For those people, it is difficult to relinquish the resentful memories. The image of the poor self is transferred into another image that they made with much effort; this process changes the lazy and mundane self into somebody of distinction and importance. Unhappy memories of their parents not loving them are an attractive and agreeable story to make other people sympathize and forgive them despite their bad traits. They can manipulate other people into taking care of them.

Even when the stories are kept private in their minds, they feel a sense of superiority because they are trying very hard despite their unfortunate past. Thus, they have no intention to let go of the past when they have already grown up.
As I explained above, there are misunderstandings in their minds which are emotionally charged. Those misunderstandings lead to their current situations in which they feel frustrated or underappreciated it is. Such a waste of energy to have these misunderstandings! Recognizing these misunderstandings is the way to liberate themselves in the true sense. However, their freedom is still limited as long as they blame their parents for their current lives. That means that they are still spiritually dependent on their parents even if they seem to be financially independent.

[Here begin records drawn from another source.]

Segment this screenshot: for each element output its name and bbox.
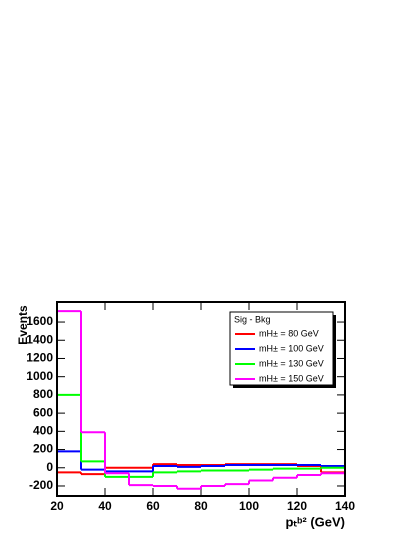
plot-frame bbox=[56, 301, 346, 497]
y-axis-label: Events bbox=[16, 305, 30, 345]
x-tick-label: 20 bbox=[50, 499, 64, 513]
y-tick-label: -200 bbox=[29, 478, 53, 492]
x-tick-label: 80 bbox=[194, 499, 208, 513]
legend-label: mH± = 80 GeV bbox=[259, 328, 319, 338]
legend-label: mH± = 150 GeV bbox=[259, 373, 324, 383]
x-tick-label: 120 bbox=[287, 499, 307, 513]
y-tick-label: 0 bbox=[46, 460, 53, 474]
x-tick-label: 140 bbox=[335, 499, 355, 513]
x-axis-label: pₜᵇ² (GeV) bbox=[286, 514, 345, 529]
y-tick-label: 600 bbox=[33, 405, 53, 419]
legend-label: mH± = 100 GeV bbox=[259, 343, 324, 353]
x-tick-label: 60 bbox=[146, 499, 160, 513]
y-tick-label: 1200 bbox=[26, 351, 53, 365]
x-tick-label: 100 bbox=[239, 499, 259, 513]
x-tick-label: 40 bbox=[98, 499, 112, 513]
y-tick-label: 400 bbox=[33, 424, 53, 438]
y-tick-label: 200 bbox=[33, 442, 53, 456]
y-tick-label: 1600 bbox=[26, 314, 53, 328]
legend-label: mH± = 130 GeV bbox=[259, 358, 324, 368]
y-tick-label: 800 bbox=[33, 387, 53, 401]
legend-title: Sig - Bkg bbox=[234, 314, 271, 324]
y-tick-label: 1000 bbox=[26, 369, 53, 383]
y-tick-label: 1400 bbox=[26, 332, 53, 346]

People Have Wrong Definition of Love

Chapter 8: Change Definition of Love

Some people will have emotional difficulties when they try to broaden their perception. For those who hate the parents, it does not make sense when they hear that their parents loved them. Deeper investigation uncovers that they have resentment towards their parents who were different from their ideal image, saying; “my parents should have done that for me, but..” or “My parents were unusual. They didn’t act as other parents do..” Now they are adults, and they seem like they already have forgiven their parents, but those emotions still remain, even over something trivial. Those people have noticed many shortcomings in their parents.

Examples of the situation are:
1. My mother was cold-hearted, always paying attention to my elder brother and never to me.
2. My father was selfish and never fulfilled my needs. He never asked me what I wanted to buy and where I wanted to go.
3. My mom always took care of my younger sister, and she left me alone, saying “You are not a little child anymore.”
4. I was subject to abuse, so I was not same as other children. My parents were very immature.
5. I was always wondering why my family was deprived. My parents were always complaining about money and they didn’t buy anything for me.
6. My mother was dependent and obedient to my father. I didn’t want to turn out to be like her. I thought women were at a disadvantage. That’s why I never married.
7. I grew up in a loveless family because my parents divorced. I don’t know how to love, so nobody loves me.

You cannot recognize things that you take for granted. If you are a parent, you must know from experience what a demanding job parenting is. Parents spend most of their time child-rearing. Those who do not admit that their parents loved them do not comprehend this. They say, “I did not ask them to give birth. They just had me, so it’s their duty to raise me. However, simply taking care of me is not love.” They are asking their parents for something special, more than simply taking care of them. For those people, love means dependence and control. If they insist on this attitude, they will never have true love because the growing older naturally means less dependence on others.

If a woman has this dependency, she will have a fear of loving others. It is not because she did not have her parents’ love but she has become fearful thinking a lover will be dependent on her and control her just in the same way as she demanded to her mother and father. In her private life, she will have trouble getting married, and socially she will not enjoy working with subordinates because she believes other people are really dependent on her. As we have seen so far, the old, piled up resentments hinder growth and development, and they put limitations on you unknowingly. Thus, the misconception of the definition of love limits you in many ways.